The apex of the normal heart is felt between the fifth and sixth ribs on the left side, about two inches below the nipple and one inch to its sternal side. The base of the heart is on a level with the third costal cartilages. The tricuspid valve lies behind the middle of the sternum, on a line with the articulations of the cartilages of the fourth ribs with the sternum. The mitral valve lies behind the cartilage of the fourth left rib, near the edge of the sternum. The aortic valves lie behind the sternum, a little below the junction of the cartilages of the third ribs with the sternum, near its left edge. The pulmonary valves lie behind the junction of the third left rib with the sternum.

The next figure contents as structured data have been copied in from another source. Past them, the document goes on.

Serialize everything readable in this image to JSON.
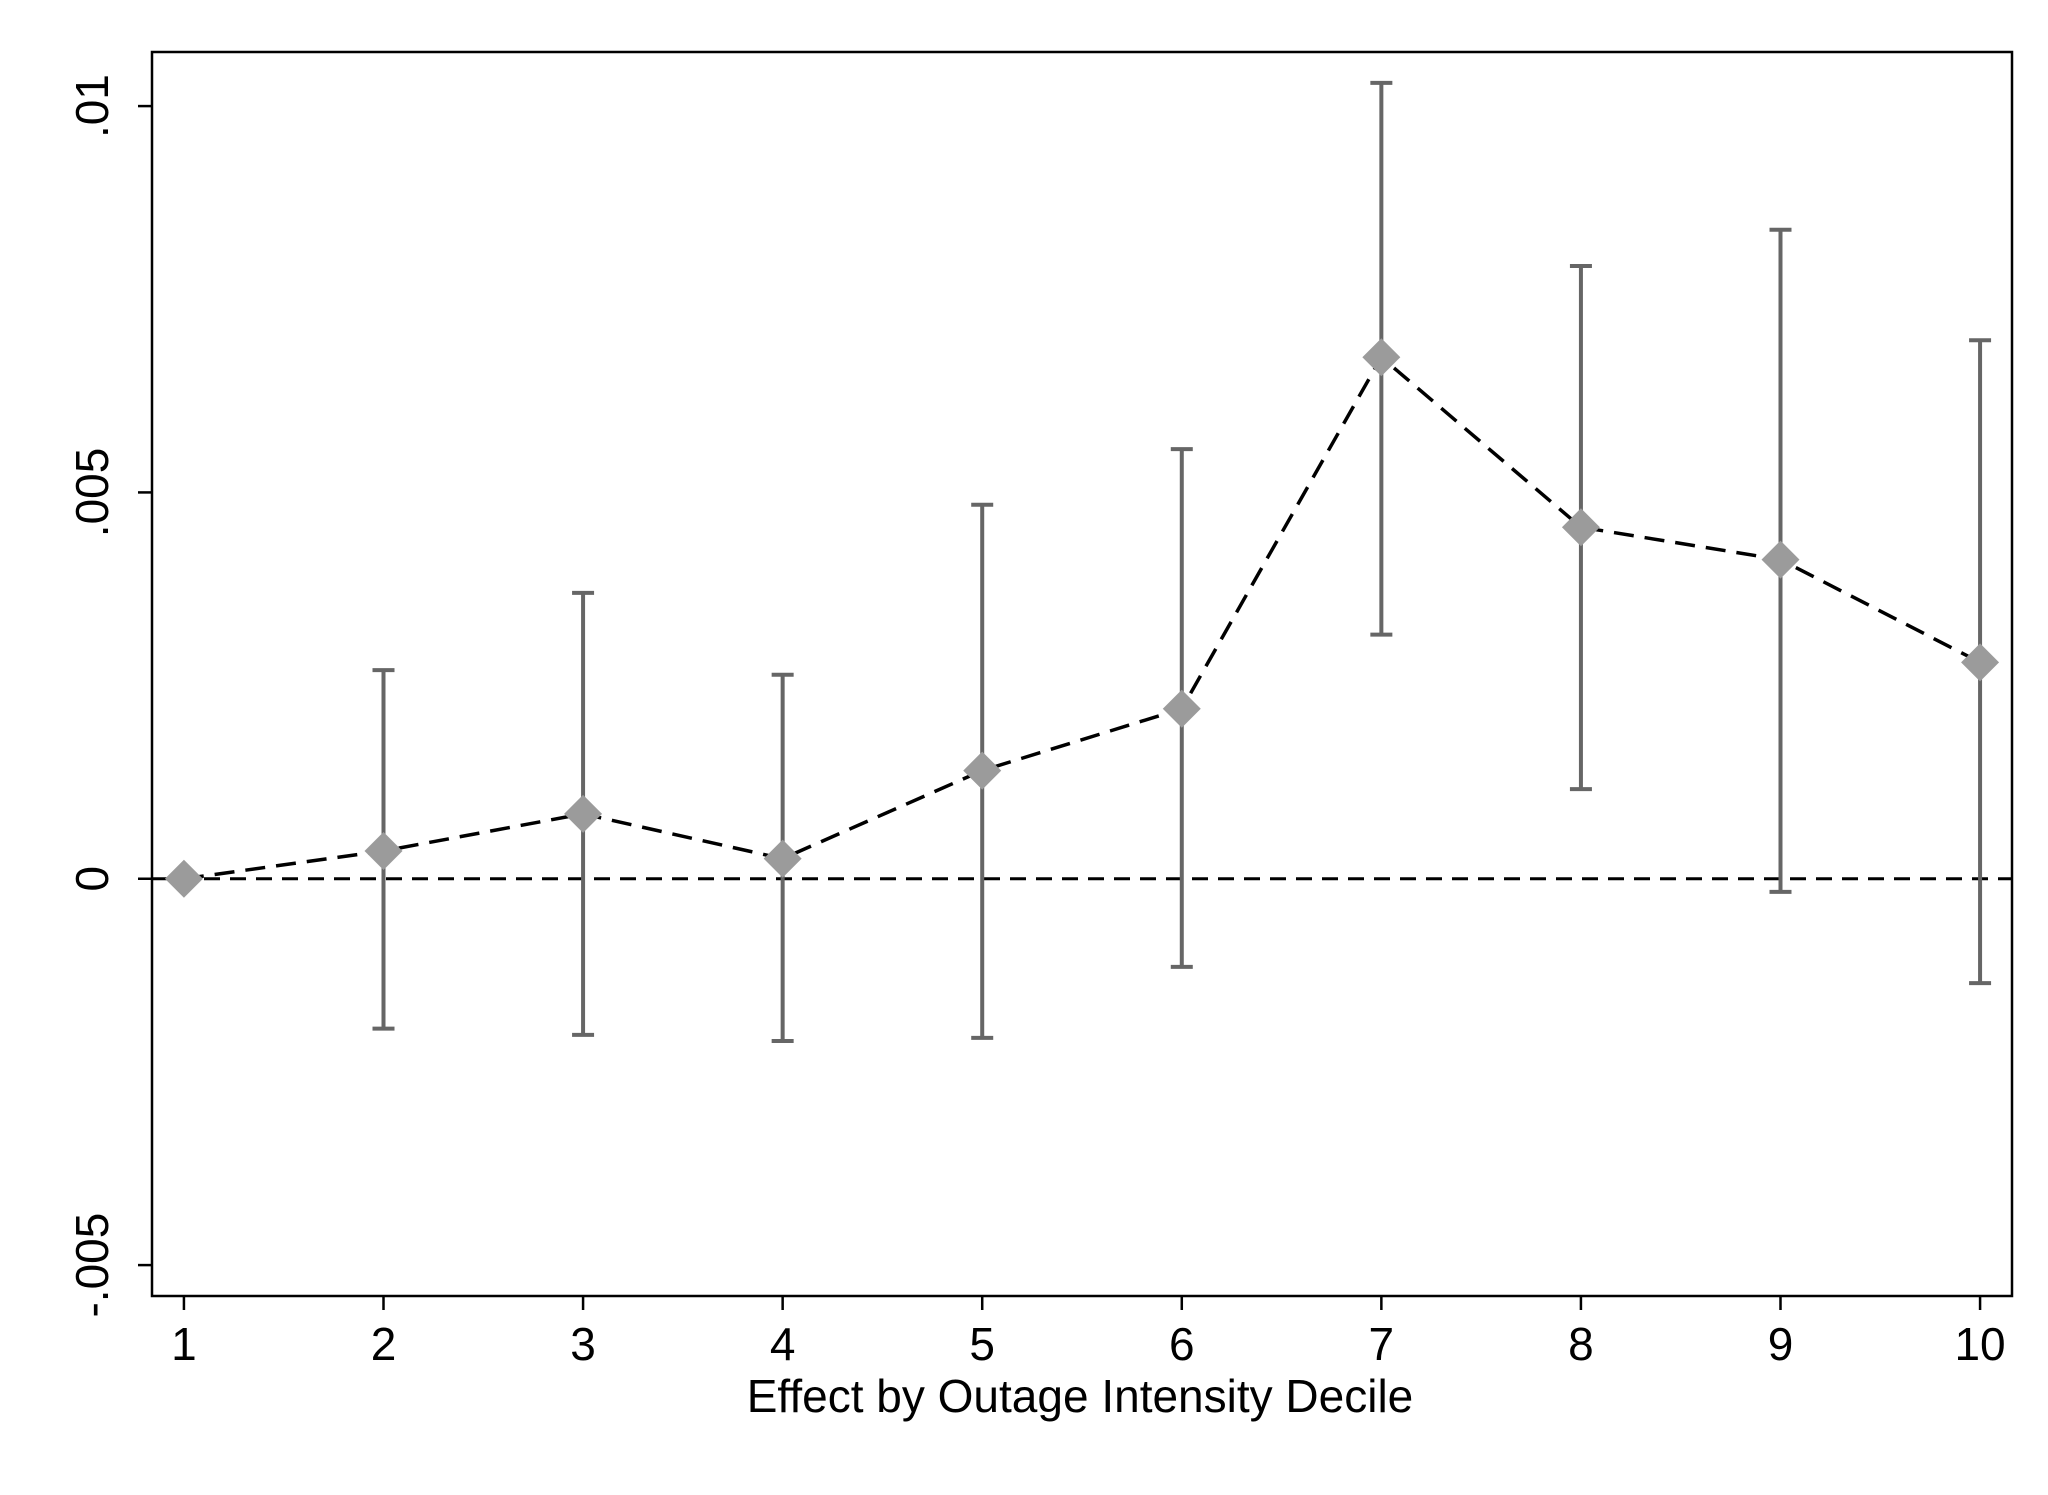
{
  "chart_data": {
    "type": "scatter",
    "title": "",
    "xlabel": "Effect by Outage Intensity Decile",
    "ylabel": "",
    "x_ticks": [
      "1",
      "2",
      "3",
      "4",
      "5",
      "6",
      "7",
      "8",
      "9",
      "10"
    ],
    "y_ticks": [
      {
        "value": -0.005,
        "label": "-.005"
      },
      {
        "value": 0,
        "label": "0"
      },
      {
        "value": 0.005,
        "label": ".005"
      },
      {
        "value": 0.01,
        "label": ".01"
      }
    ],
    "xlim": [
      0.84,
      10.16
    ],
    "ylim": [
      -0.0054,
      0.0107
    ],
    "reference_line": {
      "y": 0,
      "style": "dashed"
    },
    "grid": false,
    "legend": "none",
    "series": [
      {
        "x": [
          1,
          2,
          3,
          4,
          5,
          6,
          7,
          8,
          9,
          10
        ],
        "values": [
          0.0,
          0.00036,
          0.00084,
          0.00026,
          0.0014,
          0.0022,
          0.00675,
          0.00455,
          0.00413,
          0.0028
        ],
        "ci_low": [
          0.0,
          -0.00194,
          -0.00202,
          -0.0021,
          -0.00206,
          -0.00114,
          0.00316,
          0.00116,
          -0.00017,
          -0.00135
        ],
        "ci_high": [
          0.0,
          0.0027,
          0.0037,
          0.00264,
          0.00484,
          0.00556,
          0.0103,
          0.00793,
          0.0084,
          0.00697
        ],
        "marker": "diamond",
        "marker_color": "#9b9b9b",
        "line_style": "dashed",
        "line_color": "#000000",
        "errorbar_color": "#666666"
      }
    ]
  }
}
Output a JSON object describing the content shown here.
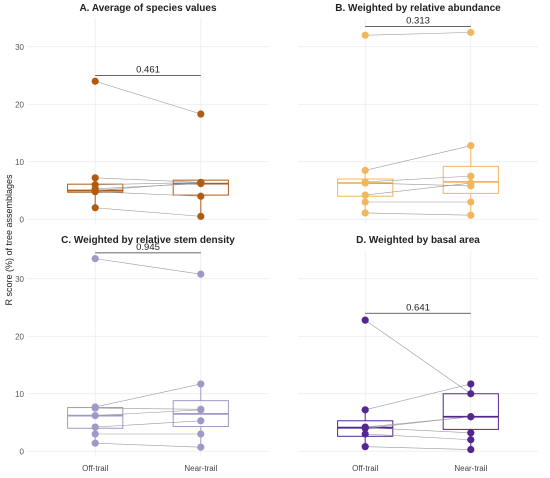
{
  "figure": {
    "ylabel": "R score (%) of tree assemblages",
    "xcategories": [
      "Off-trail",
      "Near-trail"
    ]
  },
  "chart_data": [
    {
      "type": "box",
      "title": "A. Average of species values",
      "color": "#b15a12",
      "ylim": [
        -1,
        35
      ],
      "yticks": [
        0,
        10,
        20,
        30
      ],
      "p_value": "0.461",
      "bracket_y": 25,
      "pairs": [
        [
          24,
          18.3
        ],
        [
          7.2,
          6.4
        ],
        [
          6.0,
          6.4
        ],
        [
          5.0,
          6.4
        ],
        [
          4.8,
          4.0
        ],
        [
          5.3,
          6.2
        ],
        [
          2.0,
          0.5
        ]
      ],
      "boxes": [
        {
          "category": "Off-trail",
          "q1": 4.7,
          "median": 5.0,
          "q3": 6.1,
          "whisker_low": 2.0,
          "whisker_high": 7.2
        },
        {
          "category": "Near-trail",
          "q1": 4.2,
          "median": 6.2,
          "q3": 6.8,
          "whisker_low": 0.5,
          "whisker_high": 6.8
        }
      ]
    },
    {
      "type": "box",
      "title": "B. Weighted by relative abundance",
      "color": "#f0b75e",
      "ylim": [
        -1,
        35
      ],
      "yticks": [
        0,
        10,
        20,
        30
      ],
      "p_value": "0.313",
      "bracket_y": 33.5,
      "pairs": [
        [
          32,
          32.5
        ],
        [
          8.5,
          12.8
        ],
        [
          6.5,
          7.5
        ],
        [
          6.3,
          5.8
        ],
        [
          4.2,
          6.3
        ],
        [
          3.0,
          3.0
        ],
        [
          1.1,
          0.7
        ]
      ],
      "boxes": [
        {
          "category": "Off-trail",
          "q1": 4.0,
          "median": 6.3,
          "q3": 7.0,
          "whisker_low": 1.1,
          "whisker_high": 8.5
        },
        {
          "category": "Near-trail",
          "q1": 4.5,
          "median": 6.5,
          "q3": 9.2,
          "whisker_low": 0.7,
          "whisker_high": 12.8
        }
      ]
    },
    {
      "type": "box",
      "title": "C. Weighted by relative stem density",
      "color": "#9e9ac8",
      "ylim": [
        -1,
        35
      ],
      "yticks": [
        0,
        10,
        20,
        30
      ],
      "p_value": "0.945",
      "bracket_y": 34.5,
      "pairs": [
        [
          33.5,
          30.8
        ],
        [
          7.7,
          11.7
        ],
        [
          7.5,
          7.3
        ],
        [
          6.2,
          7.2
        ],
        [
          4.2,
          5.3
        ],
        [
          3.0,
          3.0
        ],
        [
          1.4,
          0.7
        ]
      ],
      "boxes": [
        {
          "category": "Off-trail",
          "q1": 4.0,
          "median": 6.2,
          "q3": 7.6,
          "whisker_low": 1.4,
          "whisker_high": 7.7
        },
        {
          "category": "Near-trail",
          "q1": 4.3,
          "median": 6.5,
          "q3": 8.8,
          "whisker_low": 0.7,
          "whisker_high": 11.7
        }
      ]
    },
    {
      "type": "box",
      "title": "D. Weighted by basal area",
      "color": "#54278f",
      "ylim": [
        -1,
        35
      ],
      "yticks": [
        0,
        10,
        20,
        30
      ],
      "p_value": "0.641",
      "bracket_y": 24,
      "pairs": [
        [
          22.8,
          10.0
        ],
        [
          7.2,
          11.7
        ],
        [
          4.2,
          6.0
        ],
        [
          4.0,
          6.0
        ],
        [
          3.0,
          2.0
        ],
        [
          4.1,
          3.2
        ],
        [
          0.8,
          0.3
        ]
      ],
      "boxes": [
        {
          "category": "Off-trail",
          "q1": 2.6,
          "median": 4.1,
          "q3": 5.3,
          "whisker_low": 0.8,
          "whisker_high": 7.2
        },
        {
          "category": "Near-trail",
          "q1": 3.8,
          "median": 6.0,
          "q3": 10.0,
          "whisker_low": 0.3,
          "whisker_high": 11.7
        }
      ]
    }
  ]
}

Let it be remembered that the tricuspid orifice is the most superficial, then the pulmonary, next the aortic, and, deepest of all, the mitral orifice. Ranged from above downward, the pulmonary orifice comes first, then the aortic, then the mitral, and lastly the tricuspid.
Aortic Obstruction, or Stenosis.
Stenosis at the aortic orifice is a common cardiac lesion, and one that is always accompanied by more or less hypertrophy of the left ventricular walls.
MORBID ANATOMY.—In aortic obstruction the cardiac valves will be found to present some or all of the changes which have been described as taking place in the course of acute and interstitial endocarditis, together with degenerative changes due to atheromatous, calcareous, fibroid, fatty, or connective-tissue metamorphosis.